Back in New York: Tonight Show debuts with Jimmy Fallon

Jimmy Fallon on The Tonight Show
Image courtesy of Tonight Show/NBC

Back in New York: Tonight Show Debuts with Jimmy Fallon
| Published February 18, 2014 |

By R. Alan Clanton
Thursday Review editor

After a nearly 40 year stint on the west coast, where the Tonight Show was filmed and hosted in beautiful downtown Burbank, California, the newly retooled and remodeled show—now over 60 years old--was televised again in New York City, the town where it had been hosted generations ago by Steve Allen and Jack Paar.

The Tonight Show with Jimmy Fallon premiered on Monday, February 17 to what NBC hopes to be wide viewership, acceptance and high praise. To judge from the first installment with Fallon, the iconic show may be entering in good standing with its new incarnation after the previous 22 years under the comedic leadership of Jay Leno.

The Monday debut was approachable, direct and at times dazzling. It was also very funny, the key attribute for the rollout of a show so heavily watched by mainstream audiences and TV industry types.

Fallon began with a personal, somewhat humble introduction, praising his parents (his mom and dad were in the audience), and recognizing the great distance he had travelled from his small town upstate New York upbringing and his start on the equally iconic comedy show Saturday Night Live. Fallon introduced himself as “your host…for now,” a reference not lost on audience members or viewers who have followed the long, sometimes troubling saga of NBC’s love/hate relationship with Leno.
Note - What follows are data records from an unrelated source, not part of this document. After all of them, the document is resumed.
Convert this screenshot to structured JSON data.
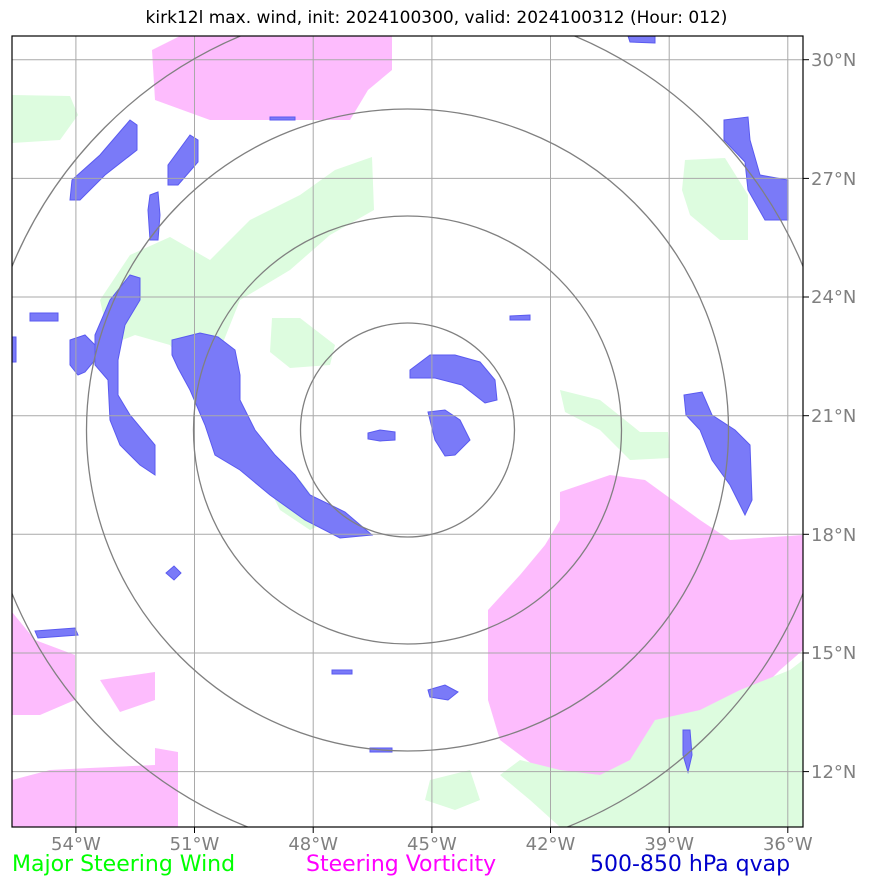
{
  "title": "kirk12l max. wind, init: 2024100300, valid: 2024100312 (Hour: 012)",
  "lon_labels": [
    "54°W",
    "51°W",
    "48°W",
    "45°W",
    "42°W",
    "39°W",
    "36°W"
  ],
  "lat_labels": [
    "30°N",
    "27°N",
    "24°N",
    "21°N",
    "18°N",
    "15°N",
    "12°N"
  ],
  "legend": {
    "wind": {
      "label": "Major Steering Wind",
      "color": "#00ff00"
    },
    "vorticity": {
      "label": "Steering Vorticity",
      "color": "#ff00ff"
    },
    "qvap": {
      "label": "500-850 hPa qvap",
      "color": "#0000cc"
    }
  },
  "map": {
    "lon_range": [
      -55.6,
      -35.6
    ],
    "lat_range": [
      10.6,
      30.6
    ],
    "center": {
      "lon": -45.6,
      "lat": 20.8
    },
    "range_rings_deg": [
      2.7,
      5.4,
      8.1,
      10.8
    ],
    "colors": {
      "wind_fill": "#ddfcdf",
      "vorticity_fill": "#fdbcfd",
      "qvap_fill": "#7a7af8",
      "grid": "#a9a9a9",
      "ring": "#808080",
      "frame": "#000000",
      "tick_label": "#808080"
    }
  }
}
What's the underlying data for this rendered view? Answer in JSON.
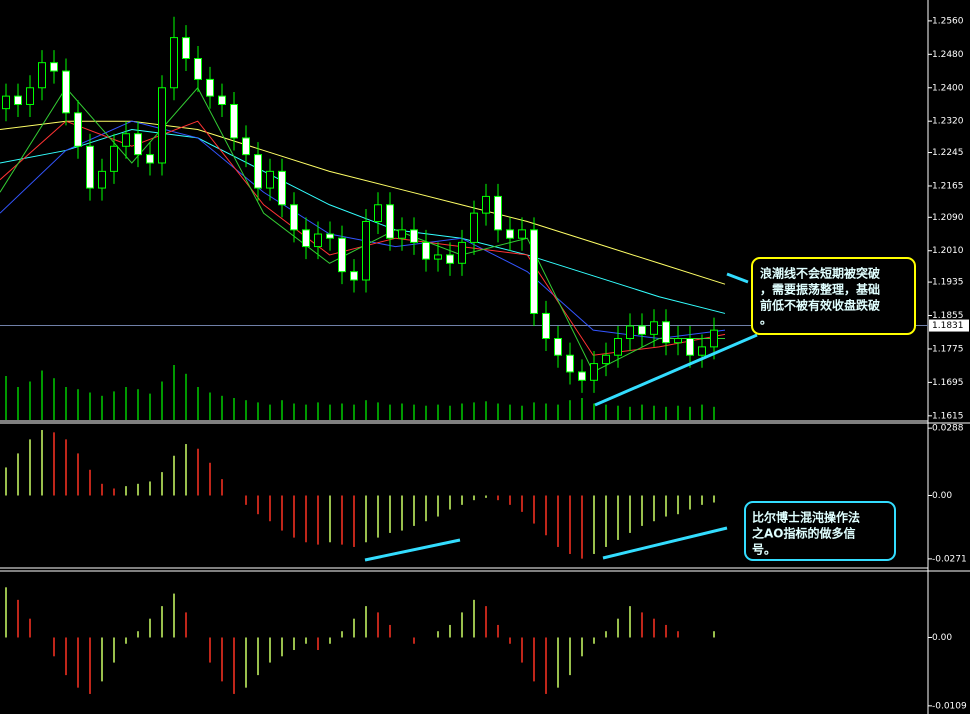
{
  "chart_data": [
    {
      "type": "candlestick",
      "color": "#00ff00",
      "open": [
        1.235,
        1.238,
        1.236,
        1.24,
        1.246,
        1.244,
        1.234,
        1.226,
        1.216,
        1.22,
        1.226,
        1.229,
        1.224,
        1.222,
        1.24,
        1.252,
        1.247,
        1.242,
        1.238,
        1.236,
        1.228,
        1.224,
        1.216,
        1.22,
        1.212,
        1.206,
        1.202,
        1.205,
        1.204,
        1.196,
        1.194,
        1.208,
        1.212,
        1.204,
        1.206,
        1.203,
        1.199,
        1.2,
        1.198,
        1.203,
        1.21,
        1.214,
        1.206,
        1.204,
        1.206,
        1.186,
        1.18,
        1.176,
        1.172,
        1.17,
        1.174,
        1.176,
        1.18,
        1.183,
        1.181,
        1.184,
        1.179,
        1.18,
        1.176,
        1.178
      ],
      "high": [
        1.241,
        1.241,
        1.243,
        1.249,
        1.249,
        1.247,
        1.237,
        1.229,
        1.223,
        1.229,
        1.232,
        1.232,
        1.227,
        1.243,
        1.257,
        1.255,
        1.25,
        1.245,
        1.241,
        1.239,
        1.231,
        1.227,
        1.223,
        1.223,
        1.215,
        1.209,
        1.208,
        1.208,
        1.207,
        1.199,
        1.211,
        1.215,
        1.215,
        1.209,
        1.209,
        1.206,
        1.203,
        1.203,
        1.206,
        1.213,
        1.217,
        1.217,
        1.209,
        1.209,
        1.209,
        1.189,
        1.183,
        1.179,
        1.175,
        1.177,
        1.179,
        1.183,
        1.186,
        1.186,
        1.187,
        1.187,
        1.183,
        1.183,
        1.181,
        1.185
      ],
      "low": [
        1.232,
        1.233,
        1.233,
        1.237,
        1.241,
        1.231,
        1.223,
        1.213,
        1.213,
        1.217,
        1.223,
        1.221,
        1.219,
        1.219,
        1.237,
        1.244,
        1.239,
        1.235,
        1.233,
        1.225,
        1.221,
        1.213,
        1.213,
        1.209,
        1.203,
        1.199,
        1.199,
        1.201,
        1.193,
        1.191,
        1.191,
        1.205,
        1.201,
        1.201,
        1.2,
        1.196,
        1.196,
        1.195,
        1.195,
        1.2,
        1.207,
        1.203,
        1.201,
        1.201,
        1.183,
        1.177,
        1.173,
        1.169,
        1.167,
        1.167,
        1.171,
        1.173,
        1.177,
        1.178,
        1.178,
        1.176,
        1.176,
        1.173,
        1.173,
        1.175
      ],
      "close": [
        1.238,
        1.236,
        1.24,
        1.246,
        1.244,
        1.234,
        1.226,
        1.216,
        1.22,
        1.226,
        1.229,
        1.224,
        1.222,
        1.24,
        1.252,
        1.247,
        1.242,
        1.238,
        1.236,
        1.228,
        1.224,
        1.216,
        1.22,
        1.212,
        1.206,
        1.202,
        1.205,
        1.204,
        1.196,
        1.194,
        1.208,
        1.212,
        1.204,
        1.206,
        1.203,
        1.199,
        1.2,
        1.198,
        1.203,
        1.21,
        1.214,
        1.206,
        1.204,
        1.206,
        1.186,
        1.18,
        1.176,
        1.172,
        1.17,
        1.174,
        1.176,
        1.18,
        1.183,
        1.181,
        1.184,
        1.179,
        1.18,
        1.176,
        1.178,
        1.182
      ],
      "volume": [
        40,
        30,
        35,
        45,
        38,
        30,
        28,
        25,
        22,
        26,
        30,
        28,
        24,
        35,
        50,
        42,
        30,
        25,
        22,
        20,
        18,
        16,
        14,
        18,
        15,
        14,
        16,
        14,
        15,
        14,
        18,
        16,
        14,
        15,
        14,
        13,
        14,
        13,
        15,
        16,
        17,
        15,
        14,
        13,
        16,
        15,
        14,
        18,
        20,
        15,
        14,
        13,
        12,
        14,
        13,
        12,
        13,
        12,
        14,
        12
      ],
      "volume_color": "#00cc00",
      "series": [
        {
          "color": "#ffff66",
          "values": [
            1.23,
            1.232,
            1.232,
            1.23,
            1.225,
            1.22,
            1.216,
            1.212,
            1.208,
            1.203,
            1.198,
            1.193
          ]
        },
        {
          "color": "#33ffff",
          "values": [
            1.222,
            1.225,
            1.23,
            1.228,
            1.22,
            1.212,
            1.206,
            1.204,
            1.2,
            1.195,
            1.19,
            1.186
          ]
        },
        {
          "color": "#3355ff",
          "values": [
            1.21,
            1.225,
            1.232,
            1.228,
            1.215,
            1.205,
            1.202,
            1.204,
            1.196,
            1.182,
            1.18,
            1.182
          ]
        },
        {
          "color": "#ff3333",
          "values": [
            1.218,
            1.232,
            1.226,
            1.232,
            1.212,
            1.2,
            1.204,
            1.202,
            1.2,
            1.176,
            1.178,
            1.181
          ]
        },
        {
          "color": "#33cc33",
          "values": [
            1.215,
            1.24,
            1.222,
            1.24,
            1.21,
            1.198,
            1.206,
            1.2,
            1.204,
            1.172,
            1.18,
            1.18
          ]
        }
      ],
      "ylim": [
        1.1605,
        1.261
      ],
      "yticks": [
        {
          "value": 1.256,
          "label": "1.2560"
        },
        {
          "value": 1.248,
          "label": "1.2480"
        },
        {
          "value": 1.24,
          "label": "1.2400"
        },
        {
          "value": 1.232,
          "label": "1.2320"
        },
        {
          "value": 1.2245,
          "label": "1.2245"
        },
        {
          "value": 1.2165,
          "label": "1.2165"
        },
        {
          "value": 1.209,
          "label": "1.2090"
        },
        {
          "value": 1.201,
          "label": "1.2010"
        },
        {
          "value": 1.1935,
          "label": "1.1935"
        },
        {
          "value": 1.1855,
          "label": "1.1855"
        },
        {
          "value": 1.1775,
          "label": "1.1775"
        },
        {
          "value": 1.1695,
          "label": "1.1695"
        },
        {
          "value": 1.1615,
          "label": "1.1615"
        }
      ],
      "current_price": {
        "value": 1.1831,
        "label": "1.1831"
      },
      "annotation": [
        "浪潮线不会短期被突破",
        "，需要振荡整理，基础",
        "前低不被有效收盘跌破",
        "。"
      ]
    },
    {
      "type": "bar",
      "up_color": "#ccff66",
      "down_color": "#ff3322",
      "values": [
        0.012,
        0.018,
        0.024,
        0.028,
        0.027,
        0.024,
        0.018,
        0.011,
        0.005,
        0.003,
        0.004,
        0.005,
        0.006,
        0.01,
        0.017,
        0.022,
        0.02,
        0.014,
        0.007,
        0.0,
        -0.004,
        -0.008,
        -0.011,
        -0.015,
        -0.018,
        -0.02,
        -0.021,
        -0.02,
        -0.021,
        -0.022,
        -0.02,
        -0.018,
        -0.016,
        -0.015,
        -0.013,
        -0.011,
        -0.009,
        -0.006,
        -0.004,
        -0.002,
        -0.001,
        -0.002,
        -0.004,
        -0.007,
        -0.012,
        -0.017,
        -0.022,
        -0.025,
        -0.027,
        -0.025,
        -0.022,
        -0.019,
        -0.016,
        -0.013,
        -0.011,
        -0.009,
        -0.008,
        -0.006,
        -0.004,
        -0.003
      ],
      "ylim": [
        -0.031,
        0.031
      ],
      "yticks": [
        {
          "value": 0.0288,
          "label": "0.0288"
        },
        {
          "value": 0,
          "label": "0.00"
        },
        {
          "value": -0.0271,
          "label": "-0.0271"
        }
      ],
      "annotation": [
        "比尔博士混沌操作法",
        "之AO指标的做多信",
        "号。"
      ]
    },
    {
      "type": "bar",
      "up_color": "#ccff66",
      "down_color": "#ff3322",
      "values": [
        0.008,
        0.006,
        0.003,
        0.0,
        -0.003,
        -0.006,
        -0.008,
        -0.009,
        -0.007,
        -0.004,
        -0.001,
        0.001,
        0.003,
        0.005,
        0.007,
        0.004,
        0.0,
        -0.004,
        -0.007,
        -0.009,
        -0.008,
        -0.006,
        -0.004,
        -0.003,
        -0.002,
        -0.001,
        -0.002,
        -0.001,
        0.001,
        0.003,
        0.005,
        0.004,
        0.002,
        0.0,
        -0.001,
        0.0,
        0.001,
        0.002,
        0.004,
        0.006,
        0.005,
        0.002,
        -0.001,
        -0.004,
        -0.007,
        -0.009,
        -0.008,
        -0.006,
        -0.003,
        -0.001,
        0.001,
        0.003,
        0.005,
        0.004,
        0.003,
        0.002,
        0.001,
        0.0,
        0.0,
        0.001
      ],
      "ylim": [
        -0.0122,
        0.0106
      ],
      "yticks": [
        {
          "value": 0,
          "label": "0.00"
        },
        {
          "value": -0.0109,
          "label": "-0.0109"
        }
      ]
    }
  ]
}
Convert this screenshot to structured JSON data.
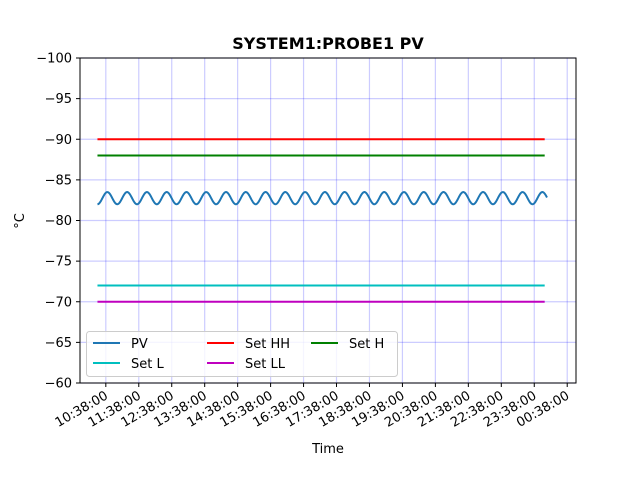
{
  "chart_data": {
    "type": "line",
    "title": "SYSTEM1:PROBE1 PV",
    "xlabel": "Time",
    "ylabel": "°C",
    "x_tick_labels": [
      "10:38:00",
      "11:38:00",
      "12:38:00",
      "13:38:00",
      "14:38:00",
      "15:38:00",
      "16:38:00",
      "17:38:00",
      "18:38:00",
      "19:38:00",
      "20:38:00",
      "21:38:00",
      "22:38:00",
      "23:38:00",
      "00:38:00"
    ],
    "x_range_hours": [
      9.85,
      24.9
    ],
    "ylim": [
      -60,
      -100
    ],
    "y_ticks": [
      -100,
      -95,
      -90,
      -85,
      -80,
      -75,
      -70,
      -65,
      -60
    ],
    "y_tick_labels": [
      "−100",
      "−95",
      "−90",
      "−85",
      "−80",
      "−75",
      "−70",
      "−65",
      "−60"
    ],
    "y_inverted": true,
    "grid": true,
    "grid_color": "#0000ff",
    "legend_position": "lower-left",
    "series": [
      {
        "name": "PV",
        "color": "#1f77b4",
        "kind": "oscillating",
        "center": -82.75,
        "amplitude": 0.75,
        "period_hours": 0.6,
        "x_start": 10.38,
        "x_end": 24.02
      },
      {
        "name": "Set HH",
        "color": "#ff0000",
        "kind": "constant",
        "value": -90,
        "x_start": 10.38,
        "x_end": 23.95
      },
      {
        "name": "Set H",
        "color": "#008000",
        "kind": "constant",
        "value": -88,
        "x_start": 10.38,
        "x_end": 23.95
      },
      {
        "name": "Set L",
        "color": "#00bfbf",
        "kind": "constant",
        "value": -72,
        "x_start": 10.38,
        "x_end": 23.95
      },
      {
        "name": "Set LL",
        "color": "#bf00bf",
        "kind": "constant",
        "value": -70,
        "x_start": 10.38,
        "x_end": 23.95
      }
    ]
  }
}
Fallon also introduced the new Tonight Show house band, an eight-man Philadelphia-based jazz-swing-soul-rock combo named The Roots, the same band that had been with him in his previous run as host of Late Night.

This week’s debut show, which did not slow down after his heartfelt and seemingly genuine opening, also included some pretty upbeat and upscale moments, among them a hilarious and well-choreographed musical sketch in which Fallon and Will Smith give the audience a brief, humorous history of hip hop dance moves.

There was also an energetic rooftop musical performance by U2, shot with precarious and vertiginous ingenuity atop the GE building at 30 Rockefeller Center, a few floors above where the Tonight Show digs are now located among NBC’s offices and television studios. Later, U2 band members came back into the new studio to visit with Fallon and perform one more tune, this time an acoustic set.

During the show Fallon pointed out that the new space—smartly decked out with tall blue curtains, deep, glistening wood paneling and an elaborate wood-grained model of the New York skyline behind his conservative desk, is the same studio used decades earlier by Jack Paar and Johnny Carson before the show moved to westward to Burbank in 1972.

After settling in at his new desk, Fallon also joked that the old friend who had once bet him $100 that he would never be the host of the Tonight Show, now owed him that C note—whereupon actor Robert De Niro entered the stage and dropped a one hundred dollar bill onto Fallon’s desk. Much to the delight of the audience, De Niro was followed by a procession of other stars, each handing him $100, and the cameo appearances included New Yorkers Joe Namath, Rudy Giuliani, Lady Gaga and Sarah Jessica Parker. Joan Rivers, once a frequent substitute host for the Tonight Show in Johnny Carson’s day, also made an appearance to pay her “debt,” as did Stephen Colbert, who—in lieu of a $100 bill—dumped a large bucket of copper pennies onto Fallon’s desk and shoulders, and into his lap.

“Welcome to 11:30, bitch,” said Colbert.

The multi-talented Fallon seemed genuinely thrilled to be the show’s new host, and indicated he understood the pressure he was under to please the audience and attract and retain newer, younger viewers. Fallon’s generally positive track record with SNL, and later at Late Night with Jimmy Fallon, in the increasingly crowded world of late night TV entertainment has led NBC to bank heavily on the success of the newly revamped show.

NBC hopes to regain the high ground in the ratings war in the post-11:00 slot, now populated by shows those of like David Letterman, Jimmy Kimmel, Conan O’Brien, Arsenio Hall and others—all of whom have developed their own dedicated followings.

Jay Leno, who took over after the retirement of Carson in 1992, gave his last performance as host of the Tonight Show a few weeks ago, and in an emotional goodbye he thanked his fans and those who had worked with him for so many years on the show. He also wished Fallon luck on the show. Leno’s contract with NBC would have taken him through the fall of this year, but he agreed to an early buyout equal to one year’s salary.

Most viewers who watched the new show rated Fallon’s performance a success. And now NBC crosses its fingers in the hopes that ratings remain solid.